The National Archives on Thursday unveiled a handwritten note by Abraham Lincoln exhorting his generals to pursue Robert E. Lee’s army after the battle of Gettysburg, underscoring one of the great missed opportunities for an early end to the Civil War. Miami Herald
Although the missed opportunity is interesting, it was really just the mention of Lincoln that got me to typing.
You see, nationally and locally, the left is working to make the military stop-loss and the suspension of writ of habeas corpus appear as unique to President Bush as well as both sneaky and illegal. In fact the guy on the tower said some of this in his official website statement.
I argue that, if nothing else, the current administration policy of STOP-LOSS… …is immoral, destructive, and often overlooked.
I for one feel the President is right to use both tools as he sees best for our nation. Neither the suspension of the writ nor stop-loss is new and both have been previously used during times of national danger such as we are in now.
Which brings me to the great emancipator Lincoln. Our nations often quoted, loved by everyone, spare no accolade President Lincoln. The President that apparently understood that sacrifice is often needed for the good of the nation when he instituted the draft and suspended the writ of habeas corpus.
In the ten weeks between the fall of Fort Sumter and the convening of Congress in July 1861, Lincoln began drafting men for military service, approved a naval blockade of Southern ports, and suspended the writ of habeas corpus.
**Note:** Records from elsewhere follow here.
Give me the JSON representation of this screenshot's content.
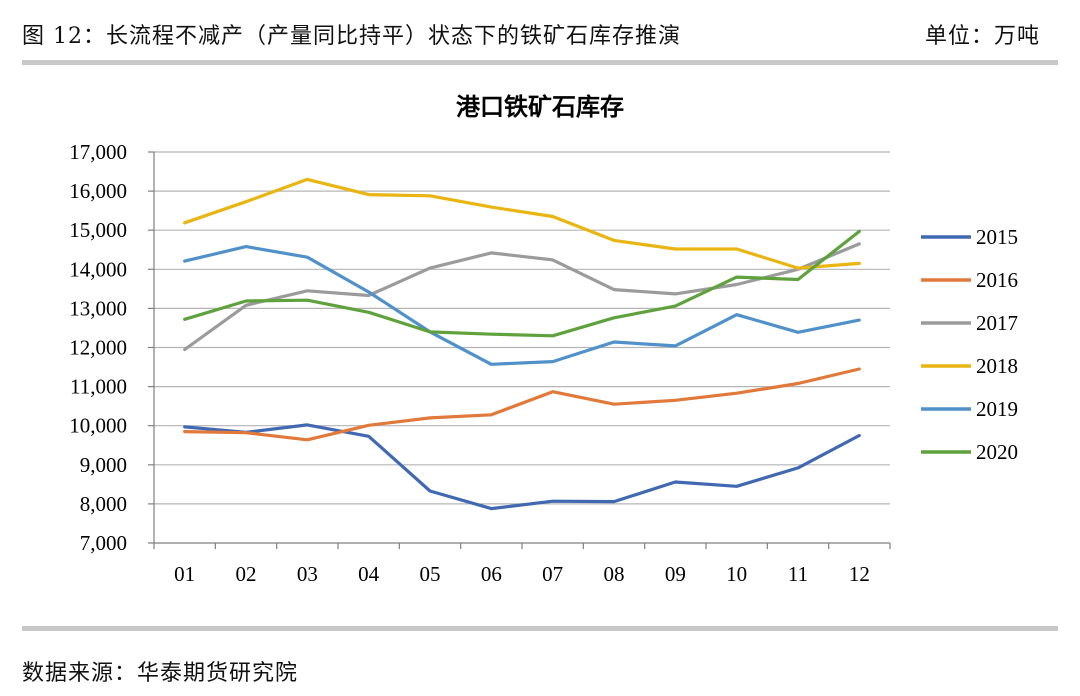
{
  "figure": {
    "title": "图 12：长流程不减产（产量同比持平）状态下的铁矿石库存推演",
    "unit": "单位：万吨",
    "source": "数据来源：华泰期货研究院"
  },
  "chart_data": {
    "type": "line",
    "title": "港口铁矿石库存",
    "xlabel": "",
    "ylabel": "",
    "categories": [
      "01",
      "02",
      "03",
      "04",
      "05",
      "06",
      "07",
      "08",
      "09",
      "10",
      "11",
      "12"
    ],
    "ylim": [
      7000,
      17000
    ],
    "yticks": [
      7000,
      8000,
      9000,
      10000,
      11000,
      12000,
      13000,
      14000,
      15000,
      16000,
      17000
    ],
    "ytick_labels": [
      "7,000",
      "8,000",
      "9,000",
      "10,000",
      "11,000",
      "12,000",
      "13,000",
      "14,000",
      "15,000",
      "16,000",
      "17,000"
    ],
    "grid": true,
    "legend": "right",
    "series": [
      {
        "name": "2015",
        "color": "#4169b2",
        "values": [
          9970,
          9830,
          10020,
          9730,
          8330,
          7880,
          8070,
          8060,
          8560,
          8450,
          8920,
          9750
        ]
      },
      {
        "name": "2016",
        "color": "#e0793a",
        "values": [
          9850,
          9820,
          9640,
          10010,
          10200,
          10280,
          10870,
          10550,
          10650,
          10830,
          11080,
          11450
        ]
      },
      {
        "name": "2017",
        "color": "#9b9b9b",
        "values": [
          11950,
          13080,
          13450,
          13330,
          14030,
          14420,
          14240,
          13480,
          13370,
          13610,
          14000,
          14650
        ]
      },
      {
        "name": "2018",
        "color": "#e9b512",
        "values": [
          15190,
          15730,
          16300,
          15910,
          15880,
          15590,
          15350,
          14740,
          14520,
          14520,
          14030,
          14150
        ]
      },
      {
        "name": "2019",
        "color": "#4f91c8",
        "values": [
          14210,
          14580,
          14310,
          13420,
          12400,
          11570,
          11640,
          12140,
          12040,
          12840,
          12390,
          12700
        ]
      },
      {
        "name": "2020",
        "color": "#5fa23d",
        "values": [
          12720,
          13190,
          13210,
          12900,
          12400,
          12340,
          12300,
          12760,
          13060,
          13800,
          13740,
          14970
        ]
      }
    ]
  }
}
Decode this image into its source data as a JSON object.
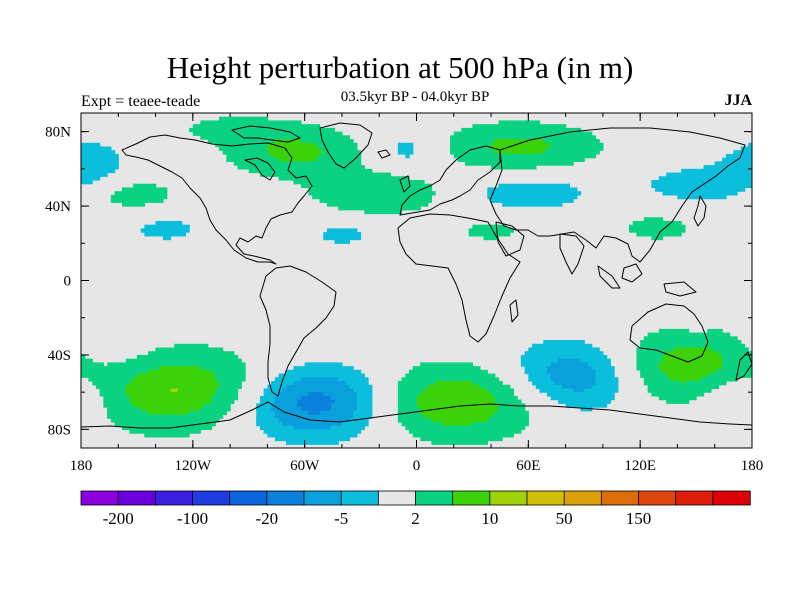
{
  "title": "Height perturbation at 500 hPa (in m)",
  "subtitle": "03.5kyr BP - 04.0kyr BP",
  "left_label": "Expt = teaee-teade",
  "right_label": "JJA",
  "colors": {
    "background_land_ocean": "#e6e6e6",
    "coastline": "#000000",
    "level_colors": [
      "#8c00e0",
      "#6a00dc",
      "#3c1ee0",
      "#1e3ce0",
      "#0a64dc",
      "#0a82dc",
      "#0aa0dc",
      "#0abedc",
      "#e6e6e6",
      "#0ad282",
      "#3cd20a",
      "#a0d20a",
      "#d2be0a",
      "#dca00a",
      "#dc6e0a",
      "#dc460a",
      "#dc1e0a",
      "#dc000a"
    ]
  },
  "chart_data": {
    "type": "heatmap",
    "projection": "cylindrical-equidistant",
    "x_range": [
      -180,
      180
    ],
    "y_range": [
      -90,
      90
    ],
    "x_tick_values": [
      -180,
      -120,
      -60,
      0,
      60,
      120,
      180
    ],
    "x_tick_labels": [
      "180",
      "120W",
      "60W",
      "0",
      "60E",
      "120E",
      "180"
    ],
    "y_tick_values": [
      80,
      40,
      0,
      -40,
      -80
    ],
    "y_tick_labels": [
      "80N",
      "40N",
      "0",
      "40S",
      "80S"
    ],
    "colorbar": {
      "labels": [
        "-200",
        "-100",
        "-20",
        "-5",
        "2",
        "10",
        "50",
        "150"
      ],
      "label_boxes": [
        1,
        3,
        5,
        7,
        9,
        11,
        13,
        15
      ]
    },
    "anomaly_fields": [
      {
        "lon": -120,
        "lat": -60,
        "value": 11,
        "sx": 35,
        "sy": 15
      },
      {
        "lon": -55,
        "lat": -65,
        "value": -12,
        "sx": 38,
        "sy": 14
      },
      {
        "lon": 15,
        "lat": -65,
        "value": 11,
        "sx": 35,
        "sy": 14
      },
      {
        "lon": 85,
        "lat": -52,
        "value": -8,
        "sx": 28,
        "sy": 14
      },
      {
        "lon": 145,
        "lat": -47,
        "value": 9,
        "sx": 28,
        "sy": 14
      },
      {
        "lon": 172,
        "lat": -62,
        "value": -6,
        "sx": 16,
        "sy": 10
      },
      {
        "lon": -65,
        "lat": 69,
        "value": 7,
        "sx": 25,
        "sy": 9
      },
      {
        "lon": 55,
        "lat": 72,
        "value": 7,
        "sx": 30,
        "sy": 9
      },
      {
        "lon": -20,
        "lat": 47,
        "value": 6,
        "sx": 25,
        "sy": 8
      },
      {
        "lon": -153,
        "lat": 46,
        "value": 4,
        "sx": 20,
        "sy": 7
      },
      {
        "lon": -175,
        "lat": 63,
        "value": -4,
        "sx": 15,
        "sy": 10
      },
      {
        "lon": -5,
        "lat": 70,
        "value": -4,
        "sx": 14,
        "sy": 8
      },
      {
        "lon": 60,
        "lat": 47,
        "value": -4,
        "sx": 28,
        "sy": 8
      },
      {
        "lon": 150,
        "lat": 50,
        "value": -4,
        "sx": 24,
        "sy": 9
      },
      {
        "lon": 40,
        "lat": 27,
        "value": 3,
        "sx": 18,
        "sy": 6
      },
      {
        "lon": 130,
        "lat": 30,
        "value": 3,
        "sx": 25,
        "sy": 10
      },
      {
        "lon": -135,
        "lat": 28,
        "value": -3,
        "sx": 20,
        "sy": 7
      },
      {
        "lon": -40,
        "lat": 25,
        "value": -3,
        "sx": 15,
        "sy": 6
      },
      {
        "lon": 150,
        "lat": -20,
        "value": -3,
        "sx": 5,
        "sy": 5
      },
      {
        "lon": -100,
        "lat": 82,
        "value": 3,
        "sx": 25,
        "sy": 6
      },
      {
        "lon": -165,
        "lat": -35,
        "value": -3,
        "sx": 15,
        "sy": 10
      }
    ]
  }
}
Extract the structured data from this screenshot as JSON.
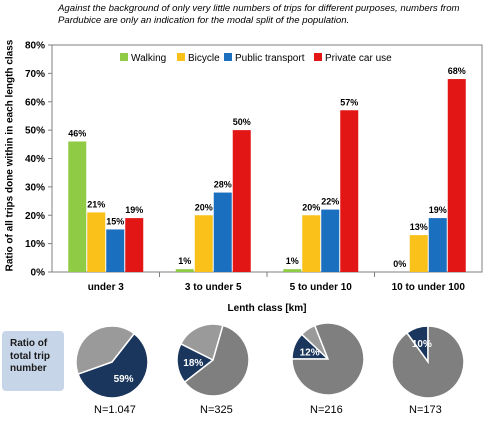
{
  "note": "Against the background of only very little numbers of trips for different purposes, numbers from Pardubice are only an indication for the modal split of the population.",
  "pie_panel": {
    "title": "Ratio of total trip number",
    "n_labels": [
      "N=1.047",
      "N=325",
      "N=216",
      "N=173"
    ]
  },
  "colors": {
    "walking": "#8fcb45",
    "bicycle": "#f9c11a",
    "public_transport": "#1b6fbf",
    "private_car": "#e31616",
    "pie_navy": "#1b365d",
    "pie_grey": "#9a9a9a",
    "pie_dark_grey": "#7f7f7f",
    "ratio_box": "#c7d5e8"
  },
  "chart_data": [
    {
      "type": "bar",
      "title": "",
      "xlabel": "Lenth class [km]",
      "ylabel": "Ratio of all trips done within in each length class",
      "ylim": [
        0,
        80
      ],
      "yticks": [
        "0%",
        "10%",
        "20%",
        "30%",
        "40%",
        "50%",
        "60%",
        "70%",
        "80%"
      ],
      "legend_position": "top",
      "grid": false,
      "categories": [
        "under 3",
        "3 to under 5",
        "5 to under 10",
        "10 to under 100"
      ],
      "series": [
        {
          "name": "Walking",
          "values": [
            46,
            1,
            1,
            0
          ],
          "labels": [
            "46%",
            "1%",
            "1%",
            "0%"
          ]
        },
        {
          "name": "Bicycle",
          "values": [
            21,
            20,
            20,
            13
          ],
          "labels": [
            "21%",
            "20%",
            "20%",
            "13%"
          ]
        },
        {
          "name": "Public transport",
          "values": [
            15,
            28,
            22,
            19
          ],
          "labels": [
            "15%",
            "28%",
            "22%",
            "19%"
          ]
        },
        {
          "name": "Private car use",
          "values": [
            19,
            50,
            57,
            68
          ],
          "labels": [
            "19%",
            "50%",
            "57%",
            "68%"
          ]
        }
      ]
    },
    {
      "type": "pie",
      "title": "",
      "highlighted_labels": [
        "59%",
        "18%",
        "12%",
        "10%"
      ],
      "pies": [
        {
          "n": "N=1.047",
          "highlighted": 59,
          "label": "59%"
        },
        {
          "n": "N=325",
          "highlighted": 18,
          "label": "18%",
          "others": [
            60,
            22
          ]
        },
        {
          "n": "N=216",
          "highlighted": 12,
          "label": "12%",
          "others": [
            81,
            7
          ]
        },
        {
          "n": "N=173",
          "highlighted": 10,
          "label": "10%"
        }
      ]
    }
  ]
}
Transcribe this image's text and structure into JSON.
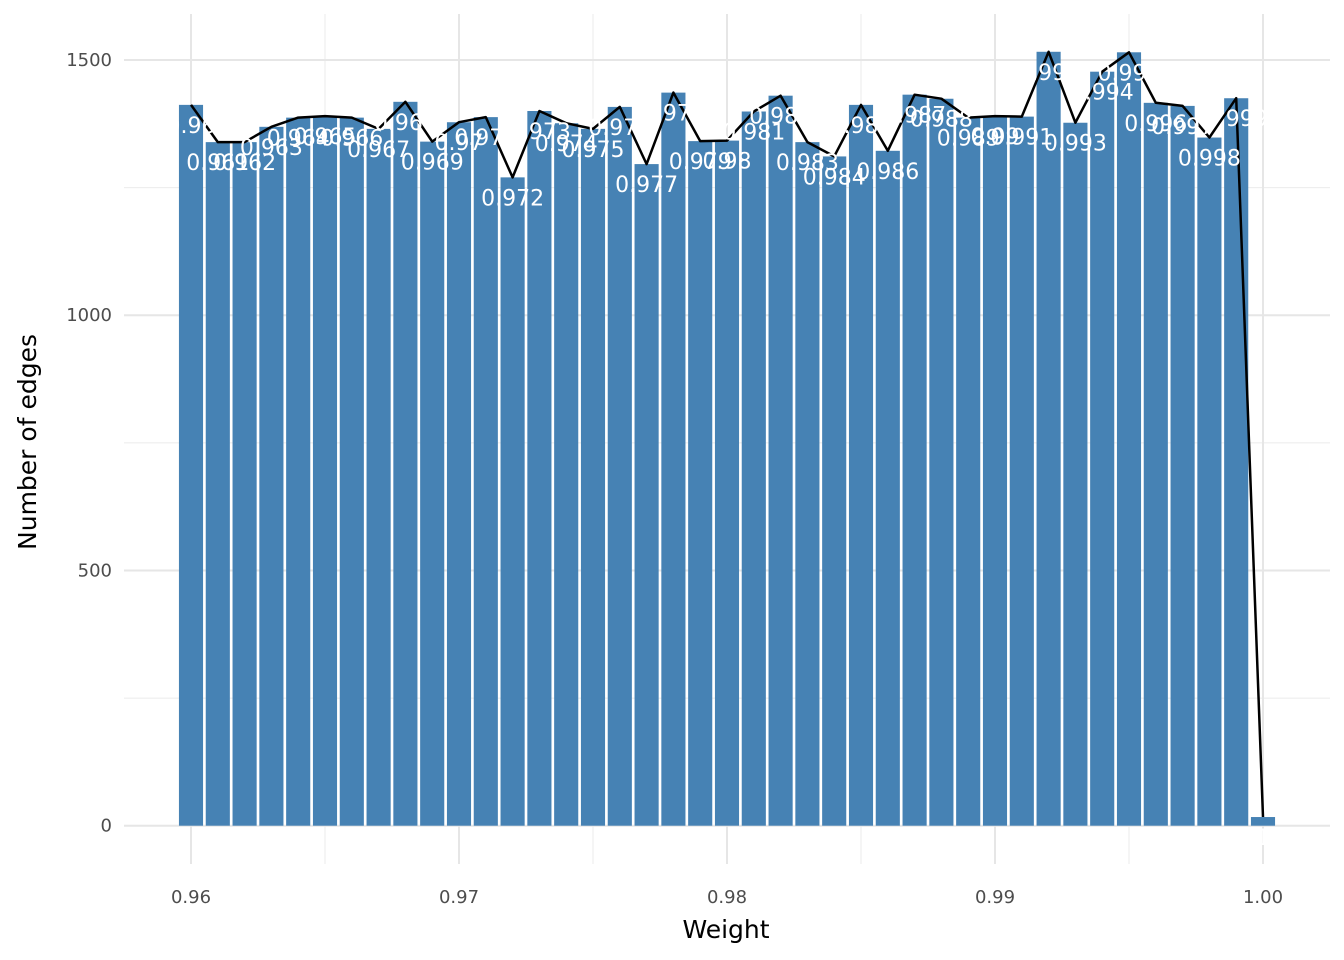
{
  "chart_data": {
    "type": "bar",
    "title": "",
    "xlabel": "Weight",
    "ylabel": "Number of edges",
    "x": [
      0.96,
      0.961,
      0.962,
      0.963,
      0.964,
      0.965,
      0.966,
      0.967,
      0.968,
      0.969,
      0.97,
      0.971,
      0.972,
      0.973,
      0.974,
      0.975,
      0.976,
      0.977,
      0.978,
      0.979,
      0.98,
      0.981,
      0.982,
      0.983,
      0.984,
      0.985,
      0.986,
      0.987,
      0.988,
      0.989,
      0.99,
      0.991,
      0.992,
      0.993,
      0.994,
      0.995,
      0.996,
      0.997,
      0.998,
      0.999,
      1.0
    ],
    "values": [
      1412,
      1339,
      1339,
      1369,
      1387,
      1390,
      1387,
      1365,
      1418,
      1340,
      1378,
      1388,
      1270,
      1400,
      1376,
      1365,
      1408,
      1296,
      1436,
      1341,
      1342,
      1399,
      1430,
      1339,
      1311,
      1412,
      1322,
      1432,
      1424,
      1387,
      1390,
      1389,
      1516,
      1377,
      1477,
      1515,
      1416,
      1410,
      1348,
      1425,
      17
    ],
    "labels": [
      "0.96",
      "0.961",
      "0.962",
      "0.963",
      "0.964",
      "0.965",
      "0.966",
      "0.967",
      "0.968",
      "0.969",
      "0.97",
      "0.971",
      "0.972",
      "0.973",
      "0.974",
      "0.975",
      "0.976",
      "0.977",
      "0.978",
      "0.979",
      "0.98",
      "0.981",
      "0.982",
      "0.983",
      "0.984",
      "0.985",
      "0.986",
      "0.987",
      "0.988",
      "0.989",
      "0.99",
      "0.991",
      "0.992",
      "0.993",
      "0.994",
      "0.995",
      "0.996",
      "0.997",
      "0.998",
      "0.999",
      "1"
    ],
    "xlim": [
      0.9575,
      1.0025
    ],
    "ylim": [
      -75,
      1590
    ],
    "x_ticks": [
      0.96,
      0.97,
      0.98,
      0.99,
      1.0
    ],
    "x_tick_labels": [
      "0.96",
      "0.97",
      "0.98",
      "0.99",
      "1.00"
    ],
    "y_ticks": [
      0,
      500,
      1000,
      1500
    ],
    "y_tick_labels": [
      "0",
      "500",
      "1000",
      "1500"
    ],
    "bar_color": "#4682B4",
    "line_color": "#000000",
    "label_color": "#FFFFFF",
    "grid": true,
    "legend": "none",
    "overlay": "line through bar tops"
  }
}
The U.S. Supreme Court upheld Lincoln’s authority to take these actions… The Court concluded that the president had the authority to resist force without the need for special legislative action.
In 1862, the Confederacy made all healthy, white males between the ages of eighteen and thirty five eligible for three years of service, and those already in the army were required to stay for the duration of the conflict, whether their enlistment term ended or not. The North followed suit…
You might ask how this sat with the war protesters in the North. Well it didn’t sit well
…the draft met with much evasion, resistance and, on several occasions, actual rioting. The constitutionality of conscription during the Civil War never reached the Supreme Court, in large measure because President Abraham Lincoln suspended the writ of habeas corpus, thus blocking state courts from the release of draft resisters and other protesters.
The Civil War was every bit as politically charged as today’s War on Terror. Even so, Lincoln exercised a stop loss policy and suspended the writ of habeas corpus for the same reason President Bush is doing now; for the good of our nation as a whole.
And I know that there will be some readers out there who will say that President Bush is not in the same league as Lincoln. I agree with them. He is not.
But I may up my opinion of him if he starts locking up draft resisters and protesters.